The Minimum Operating Temperature for an Oil-less Compressor?
There’s a winter cold snap and you need to fill your tires with air to offset a loss in air pressure caused by the weather. You pull into the service station near your house only to see a sign on the air compressor that the device is frozen and out of service. It’s a problem that can impact any type of air compressor — and it’s important to know what the best minimum operating temperatures are for these important devices, especially if productivity in an industrial setting is dependent upon the operation of an oil-less compressor.
Cold weather isn’t just an inconvenience for people — it also can have a detrimental effect on many of the products, systems and components that we may use on an everyday basis. In an industrial setting, the air compressor and compressed air system can experience trouble if the right measures aren’t taken. One of the questions we’re often asked is just what is the minimum operating temperature for an oil-less air compressor. In this post, we’ll discuss what this recommended low temperature is and why. Here’s a closer look:
Minimum Operating Temperature for Oil-Less Air Compressor
So just how cold can you let an air compressor get before you’re at risk of some significant short- and long-term damage to it or its system? Generally speaking, any temperature below 40 degrees Fahrenheit is a major red flag when it comes to operating an industrial air compressor. This is largely because if it gets any colder, condensate freeze and component freezing can occur, which can impact the workings of the entire system. And when water or components freeze, they tend to enlarge. It’s similar to how a frozen pipe in your home can burst and cause water damage throughout your property if the problem isn’t resolved in a timely manner. When condensate or components freeze, they tend to get larger which can lead to cracking or damage throughout the air compressor system.

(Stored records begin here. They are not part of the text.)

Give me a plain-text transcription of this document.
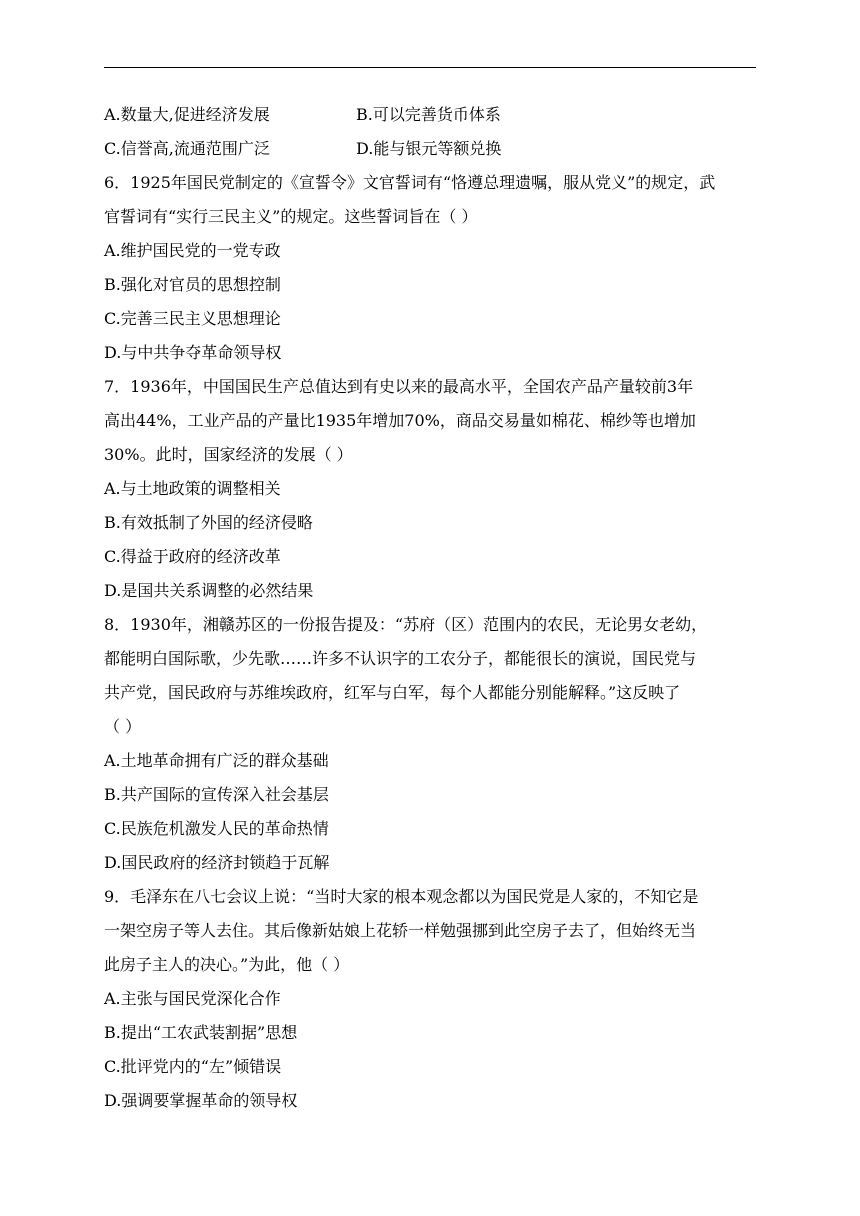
A.数量大,促进经济发展	B.可以完善货币体系
C.信誉高,流通范围广泛	D.能与银元等额兑换
6．1925年国民党制定的《宣誓令》文官誓词有“恪遵总理遗嘱，服从党义”的规定，武
官誓词有“实行三民主义”的规定。这些誓词旨在（ ）
A.维护国民党的一党专政
B.强化对官员的思想控制
C.完善三民主义思想理论
D.与中共争夺革命领导权
7．1936年，中国国民生产总值达到有史以来的最高水平，全国农产品产量较前3年
高出44%，工业产品的产量比1935年增加70%，商品交易量如棉花、棉纱等也增加
30%。此时，国家经济的发展（ ）
A.与土地政策的调整相关
B.有效抵制了外国的经济侵略
C.得益于政府的经济改革
D.是国共关系调整的必然结果
8．1930年，湘赣苏区的一份报告提及：“苏府（区）范围内的农民，无论男女老幼，
都能明白国际歌，少先歌……许多不认识字的工农分子，都能很长的演说，国民党与
共产党，国民政府与苏维埃政府，红军与白军，每个人都能分别能解释。”这反映了
（ ）
A.土地革命拥有广泛的群众基础
B.共产国际的宣传深入社会基层
C.民族危机激发人民的革命热情
D.国民政府的经济封锁趋于瓦解
9．毛泽东在八七会议上说：“当时大家的根本观念都以为国民党是人家的，不知它是
一架空房子等人去住。其后像新姑娘上花轿一样勉强挪到此空房子去了，但始终无当
此房子主人的决心。”为此，他（ ）
A.主张与国民党深化合作
B.提出“工农武装割据”思想
C.批评党内的“左”倾错误
D.强调要掌握革命的领导权
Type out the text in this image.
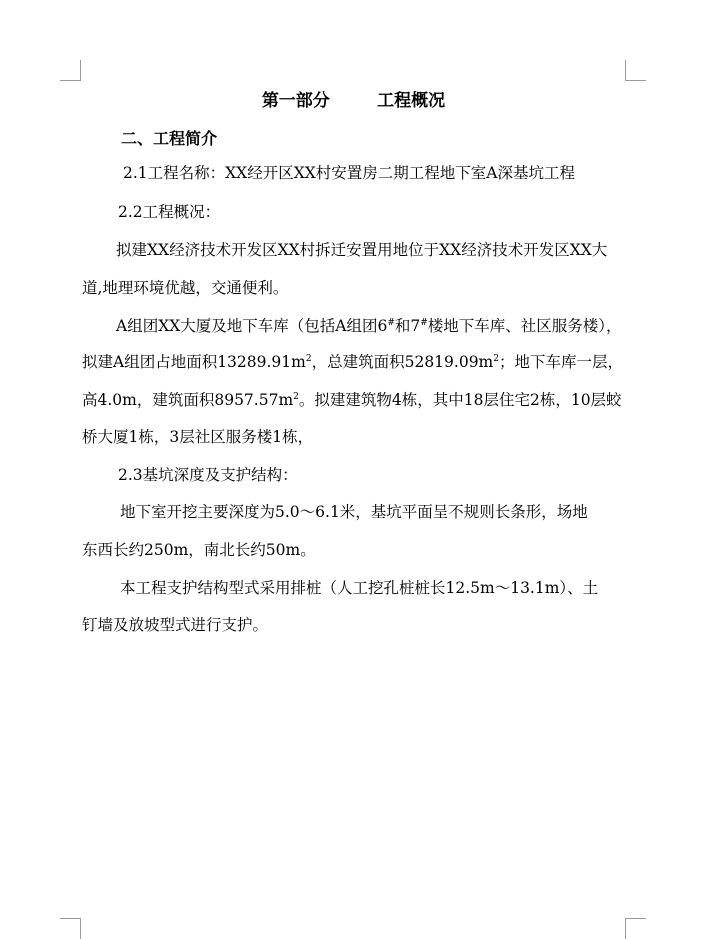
第一部分	工程概况
二、工程简介
2.1工程名称：XX经开区XX村安置房二期工程地下室A深基坑工程
2.2工程概况：
拟建XX经济技术开发区XX村拆迁安置用地位于XX经济技术开发区XX大
道,地理环境优越，交通便利。
A组团XX大厦及地下车库（包括A组团6#和7#楼地下车库、社区服务楼），
拟建A组团占地面积$13289.91m^2$，总建筑面积$52819.09m^2$；地下车库一层，
高4.0m，建筑面积$8957.57m^2$。拟建建筑物4栋，其中18层住宅2栋，10层蛟
桥大厦1栋，3层社区服务楼1栋，
2.3基坑深度及支护结构：
地下室开挖主要深度为5.0～6.1米，基坑平面呈不规则长条形，场地
东西长约250m，南北长约50m。
本工程支护结构型式采用排桩（人工挖孔桩桩长12.5m～13.1m）、土
钉墙及放坡型式进行支护。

If these cracks are permitted to expand over time, then it could lead to even more widespread problems.
The good news is that it’s more advantageous to be operating an oil-less compressor in cooler environments compared to one that is oil lubricated. That’s because in cold temperatures, oil will often thicken, thereby impacting the overall performance of the air compressor. It’s why oil-based compressors should always be stored in a room that stays warm or can be modified to stay warm at certain periods of the year. Regardless of whether your air compressor is oil-lubricated, oil-free or oil-less, generally sticking to the 40-degree rule is your best bet. Anything less than that and your compressor is at risk of some of the issues that we’ve talked about earlier in this section.
Cold Weather Air Compressor Best Practices
As we stated in the opening, cold weather has the potential to really impact how effective certain products, components or systems operate. And while the 40-degree rule is a good one for industrial air compressors and compressed air systems, there are a variety of other tips and strategies that you can implement to ensure that the system operates well during the cold-weather months. Here’s a look at some of those tips:
As we’ve established in this piece, air compressors aren’t without certain challenges, and pipe freeze is one of them across the overall compressed air system. Because piping is often installed near the roof of industrial facilities or near exterior walls where it may be colder, it’s important to pay attention to the pipes. If you don’t think there’s enough heat circulating throughout the facility, one thing you can do is purchase pipe insulating sleeves to outfit the piping with. These are easily positioned over the exposed pipe and help keep it warmer in cool temperatures.
Have the Compressor, System Serviced Regularly
It’s always a good idea to have annual preventative maintenance performed on your air compressor and the greater compressed air system. This will help ensure it is in good working condition and also help properly assess the condition of the system. If there’s evidence of part or component wear that is believed to have been caused by cold weather, a fix can occur and future modifications can be made to prevent any of the same issues from happening again.
Pay Attention to Various Components
We’d suggest paying special attention to condensate drains and inlet air filters. If condensate drains fail or experience an issue, then condensate can travel to other areas throughout the compressed air system, doing more damage than just potentially freezing. It’s also important to regularly check the compressor’s inlet air filter, as ice may form within it if temperatures dip below the recommended 40-degree benchmark for operation.